SAWT BEIRUT INTERNATIONAL

| 22 May 2022, Sunday |

Les expéditions de gaz russe vers l’Europe ont diminué de 27 %

Le groupe Gazprom a annoncé dimanche que les expéditions de gaz russe vers l’Union européenne et la Turquie ont fortement diminué entre janvier et avril par rapport à la même période de l’année dernière, tandis que les expéditions vers la Chine ont augmenté.

Le groupe d’État russe a annoncé dans un communiqué que « les exportations vers les pays extérieurs à la Communauté des États indépendants (l’Union européenne et la Turquie) se sont élevées à 50,1 milliards de mètres cubes, soit 26,9 % de moins que durant la même période en 2021. »

Gazprom a déclaré qu’il continuerait à fournir du gaz « dans le plein respect des obligations contractuelles ».

Au cours de la même période, le géant gazier a indiqué que sa production avait diminué de 2,5 % en un an pour atteindre 175,4 milliards de mètres cubes.

De même, les livraisons sur le marché local ont diminué de 3,7 %, « notamment en raison des fortes chaleurs de février. »

En revanche, les exportations vers la Chine ont augmenté de 60 % en un an grâce au gazoduc Power of Siberia. Gazprom a également déclaré que les réserves de gaz dans les installations de stockage souterrain européennes s’élevaient à 6,9 milliards de mètres cubes.

« Pour atteindre l’objectif de remplissage à 90 % des installations de stockage fixé par l’Union européenne, les entreprises devront pomper 56 milliards de mètres cubes de gaz supplémentaires », a indiqué Gazprom.

Le groupe a souligné que « le rétablissement des réserves de gaz dans les installations souterraines en Europe représente un défi très sérieux », soulignant que la capacité de livraison quotidienne a des limites techniques et que « la quantité totale de gaz disponible sur le marché européen est soumise à la demande du marché asiatique émergent. »

Les prix de l’énergie augmentent en Europe parce que l’Union européenne n’a pas encore décidé d’imposer un embargo sur le pétrole et le gaz en provenance de Russie.

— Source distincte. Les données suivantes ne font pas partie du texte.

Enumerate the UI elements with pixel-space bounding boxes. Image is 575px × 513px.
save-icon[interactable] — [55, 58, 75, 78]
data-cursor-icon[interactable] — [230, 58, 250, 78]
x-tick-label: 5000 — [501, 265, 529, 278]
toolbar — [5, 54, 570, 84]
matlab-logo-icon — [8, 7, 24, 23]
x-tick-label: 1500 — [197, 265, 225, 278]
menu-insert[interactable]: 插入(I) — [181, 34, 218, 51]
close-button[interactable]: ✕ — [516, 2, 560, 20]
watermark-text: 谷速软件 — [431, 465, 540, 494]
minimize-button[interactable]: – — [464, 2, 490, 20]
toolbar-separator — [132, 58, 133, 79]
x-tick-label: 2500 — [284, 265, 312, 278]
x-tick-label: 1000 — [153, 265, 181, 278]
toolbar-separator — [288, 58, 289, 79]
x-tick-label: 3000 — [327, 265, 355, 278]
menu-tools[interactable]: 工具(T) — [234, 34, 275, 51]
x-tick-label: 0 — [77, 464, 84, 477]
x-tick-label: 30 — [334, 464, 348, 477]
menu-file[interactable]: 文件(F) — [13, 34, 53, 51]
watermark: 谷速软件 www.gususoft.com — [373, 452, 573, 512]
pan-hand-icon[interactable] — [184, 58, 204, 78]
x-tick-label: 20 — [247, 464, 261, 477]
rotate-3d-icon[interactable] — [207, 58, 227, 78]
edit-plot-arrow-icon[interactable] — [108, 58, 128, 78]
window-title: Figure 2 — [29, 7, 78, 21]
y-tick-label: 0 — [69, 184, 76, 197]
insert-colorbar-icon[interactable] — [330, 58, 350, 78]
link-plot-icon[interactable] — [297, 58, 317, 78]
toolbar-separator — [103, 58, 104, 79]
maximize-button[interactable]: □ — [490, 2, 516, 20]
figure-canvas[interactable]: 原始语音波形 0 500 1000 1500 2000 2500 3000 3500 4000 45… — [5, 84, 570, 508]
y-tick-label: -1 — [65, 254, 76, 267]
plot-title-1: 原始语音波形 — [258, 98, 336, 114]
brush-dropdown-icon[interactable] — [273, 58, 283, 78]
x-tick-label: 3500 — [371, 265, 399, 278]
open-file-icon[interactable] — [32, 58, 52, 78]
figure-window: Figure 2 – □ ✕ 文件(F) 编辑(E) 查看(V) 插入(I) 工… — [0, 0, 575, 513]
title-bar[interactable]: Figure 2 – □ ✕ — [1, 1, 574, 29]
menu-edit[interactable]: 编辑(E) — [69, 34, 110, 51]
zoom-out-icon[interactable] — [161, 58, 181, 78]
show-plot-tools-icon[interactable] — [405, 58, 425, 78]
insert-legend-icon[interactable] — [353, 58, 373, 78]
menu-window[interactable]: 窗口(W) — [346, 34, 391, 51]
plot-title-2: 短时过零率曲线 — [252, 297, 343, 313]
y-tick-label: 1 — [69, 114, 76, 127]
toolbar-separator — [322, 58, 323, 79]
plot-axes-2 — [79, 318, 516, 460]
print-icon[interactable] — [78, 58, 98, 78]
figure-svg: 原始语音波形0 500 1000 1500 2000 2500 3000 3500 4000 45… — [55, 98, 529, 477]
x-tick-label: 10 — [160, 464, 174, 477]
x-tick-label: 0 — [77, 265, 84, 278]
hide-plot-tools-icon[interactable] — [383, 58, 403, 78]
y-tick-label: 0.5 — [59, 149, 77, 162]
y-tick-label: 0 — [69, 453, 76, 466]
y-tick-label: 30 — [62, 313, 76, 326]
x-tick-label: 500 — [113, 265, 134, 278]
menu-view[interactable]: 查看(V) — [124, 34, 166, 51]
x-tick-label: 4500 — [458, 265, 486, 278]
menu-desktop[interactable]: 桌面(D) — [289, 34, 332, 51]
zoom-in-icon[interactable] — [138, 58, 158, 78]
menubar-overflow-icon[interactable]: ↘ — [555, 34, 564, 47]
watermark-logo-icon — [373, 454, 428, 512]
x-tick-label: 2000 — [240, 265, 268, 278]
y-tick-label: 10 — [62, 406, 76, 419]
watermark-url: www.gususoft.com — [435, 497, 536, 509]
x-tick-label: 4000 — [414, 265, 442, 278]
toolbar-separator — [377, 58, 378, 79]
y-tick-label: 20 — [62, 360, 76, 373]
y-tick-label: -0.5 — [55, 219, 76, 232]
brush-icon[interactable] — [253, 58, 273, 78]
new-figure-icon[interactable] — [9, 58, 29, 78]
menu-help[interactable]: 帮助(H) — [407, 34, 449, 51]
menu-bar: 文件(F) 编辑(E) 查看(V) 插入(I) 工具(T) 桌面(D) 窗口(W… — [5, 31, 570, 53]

En 2021, Gazprom a enregistré un bénéfice net record qui a été multiplié par treize en un an pour atteindre 2 159 milliards de roubles (environ 28 milliards d’euros au cours actuel) sous l’effet d’une hausse importante de la demande d’hydrocarbures.

L’Allemagne réduit sa dépendance

L’Allemagne a annoncé, dimanche, l’un des pays européens les plus dépendants de la Russie dans le domaine de l’énergie depuis avant la guerre en Ukraine, qu’elle a réussi à réduire cette tendance de manière significative, notamment en ce qui concerne le charbon et le pétrole.

Et le ministère de l’économie a annoncé dans un rapport que la dépendance de la plus grande économie d’Europe vis-à-vis des importations de pétrole russe est tombée ces dernières semaines à 12 %, contre 35 % auparavant. La dépendance de l’Allemagne vis-à-vis de la Russie dans le domaine du charbon est également tombée à 8 %, contre 50 % jusqu’à présent.

D’autre part, le ministère a indiqué que la dépendance à l’égard du gaz russe est toujours élevée, bien qu’elle ait également diminué à 35 pour cent, contre 55 pour cent avant le début de l’invasion russe le 24 février.

« Au cours des dernières semaines, nous avons déployé des efforts importants avec toutes les parties concernées pour réduire nos importations de combustibles fossiles en provenance de Russie et diversifier nos approvisionnements », a déclaré le ministre de l’économie et du climat, Robert Habeck.

Berlin avait annoncé il y a plusieurs semaines vouloir se libérer totalement du pétrole et du charbon russes d’ici la fin de l’année. Le gouvernement allemand a soutenu un embargo européen sur le pétrole russe.

En ce qui concerne le gaz, le gouvernement allemand a prévenu qu’il serait très difficile de ne plus utiliser de gaz russe avant 2024, même si le pays augmentait considérablement ses importations de gaz naturel en provenance de Norvège et des Pays-Bas notamment, ainsi que de gaz liquéfié d’autres pays.

Et si Moscou arrête ses expéditions dans ce domaine, les autorités s’attendent à ce que le pays plonge dans une récession économique en raison de l’incapacité de l’industrie à fonctionner normalement.